Israeli scientists behind scientific breakthrough in protein mapping. In an article published in the Proceedings of the National Academy of Sciences (PNAS), Israeli researchers at the universities of Tel Aviv and Haifa sketch the results of research that has successfully mapped the connections between thousands of common proteins, exposing the evolutionary history of their development. The research is expected to make a major contribution to protein engineering, a broad field applied in wide variety of commercial contexts, including synthetic drug production, consumer product development, and the food industry.
Significant rise in number of registered patents, but majority of income from pharmaceuticals. Income from Israeli intellectual property in 2012-2013 totaled NIS 1,881 million but gap still exists between academic achievements and economic application. A survey by the ministry’s National Council for Research and Development found that 1,438 patents were registered – 1,000 of them completely new (not registered before in other countries). The innovations led to the founding of 72 start-up companies here in the past two years.
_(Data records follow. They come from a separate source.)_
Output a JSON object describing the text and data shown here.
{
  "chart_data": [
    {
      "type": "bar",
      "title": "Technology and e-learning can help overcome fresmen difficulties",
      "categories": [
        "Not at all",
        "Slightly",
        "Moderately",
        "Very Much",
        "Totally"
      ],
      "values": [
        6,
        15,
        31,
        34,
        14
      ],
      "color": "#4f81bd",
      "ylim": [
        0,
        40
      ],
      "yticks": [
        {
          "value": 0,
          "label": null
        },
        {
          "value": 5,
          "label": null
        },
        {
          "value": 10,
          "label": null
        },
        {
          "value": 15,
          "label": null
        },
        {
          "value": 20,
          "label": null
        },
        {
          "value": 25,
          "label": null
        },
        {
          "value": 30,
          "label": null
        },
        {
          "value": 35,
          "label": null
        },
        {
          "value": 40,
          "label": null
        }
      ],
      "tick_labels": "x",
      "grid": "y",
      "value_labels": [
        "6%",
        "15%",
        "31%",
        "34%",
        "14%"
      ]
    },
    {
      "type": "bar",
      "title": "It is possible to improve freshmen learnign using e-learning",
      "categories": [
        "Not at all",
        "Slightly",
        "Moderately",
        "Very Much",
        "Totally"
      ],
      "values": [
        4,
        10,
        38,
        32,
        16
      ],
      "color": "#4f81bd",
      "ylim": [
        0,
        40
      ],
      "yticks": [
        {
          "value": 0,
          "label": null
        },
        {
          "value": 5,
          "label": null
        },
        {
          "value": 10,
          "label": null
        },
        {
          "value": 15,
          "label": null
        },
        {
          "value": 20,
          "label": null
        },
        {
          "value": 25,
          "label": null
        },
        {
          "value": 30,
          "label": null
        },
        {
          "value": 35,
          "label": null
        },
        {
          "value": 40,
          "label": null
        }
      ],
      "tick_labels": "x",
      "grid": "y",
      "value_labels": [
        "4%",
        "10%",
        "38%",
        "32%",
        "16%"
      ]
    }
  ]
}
Israeli Breakthrough Takes on Infertility. In an article published in the Proceedings of the National Academy of Sciences (PNAS), researchers at Sheba Medical Center in Tel Hashomer and Tel Aviv University detailed results of a study that could increase the success rates of IVF treatments in women battling infertility. The scientists identified a protein, Interleukin-1, which contributes to the reduction of the number of immature egg cells in a woman's ovarian reserve, and to resultant reduced fertility.
Israel's A1 Credit Rating Maintained.In an update to the markets released last month, Moody's Investors Service maintained Israel's A1 sovereign rating and stable outlook. The report noted Israel's resilient growth model and effective governance as underpinning its strong rating. "Key to Israel's economic dynamism is a high-tech export sector that benefits from the country's well-educated, relatively young population, as well as one of the highest levels of per capita investment in research and development. Foreign capital inflows are also substantial, as evidenced by the recent decision of Intel to build its $6 billion new chip plant there."
Intel & GOI Arrive at Final Investment Agreement. In the largest single investment by a foreign company in Israel, Intel Corporation will invest $6 billion to upgrade its chip manufacturing facility, following approval of its plan by Israel's finance and economy ministries. In a special incentives package designed to increase the attractiveness of the decision, the GOI will proffer the U.S. chip giant a grant in the amount of $300 million over five years, and will offer the company a drastically reduced corporate tax rate of 5% for a 10-year period. Currently, the company employs close to 10,000 people in Israel, and has exported some $35 billion in goods from the country since first establishing local operations forty years ago. During that time, it has invested $10.8 billion in plants and development centers, and received $1.5 billion in grants from the Israeli government.
Israeli Company Contracted to Protect American Public Health. Israeli Atox Bio announced that the U.S. Biomedical Advanced Research and Development Authority (BARDA) has granted it a 4.5 year contract valued at up to $24 million, to continue developing its AB103 medicine for treatment of Necrotizing Soft Tissue Infections (NSTI), a rare but very severe bacterial infection. BARDA is the American governmental agency charged with developing and acquiring vaccines, drugs, and diagnostic tools to protect public health in the face of medical emergencies.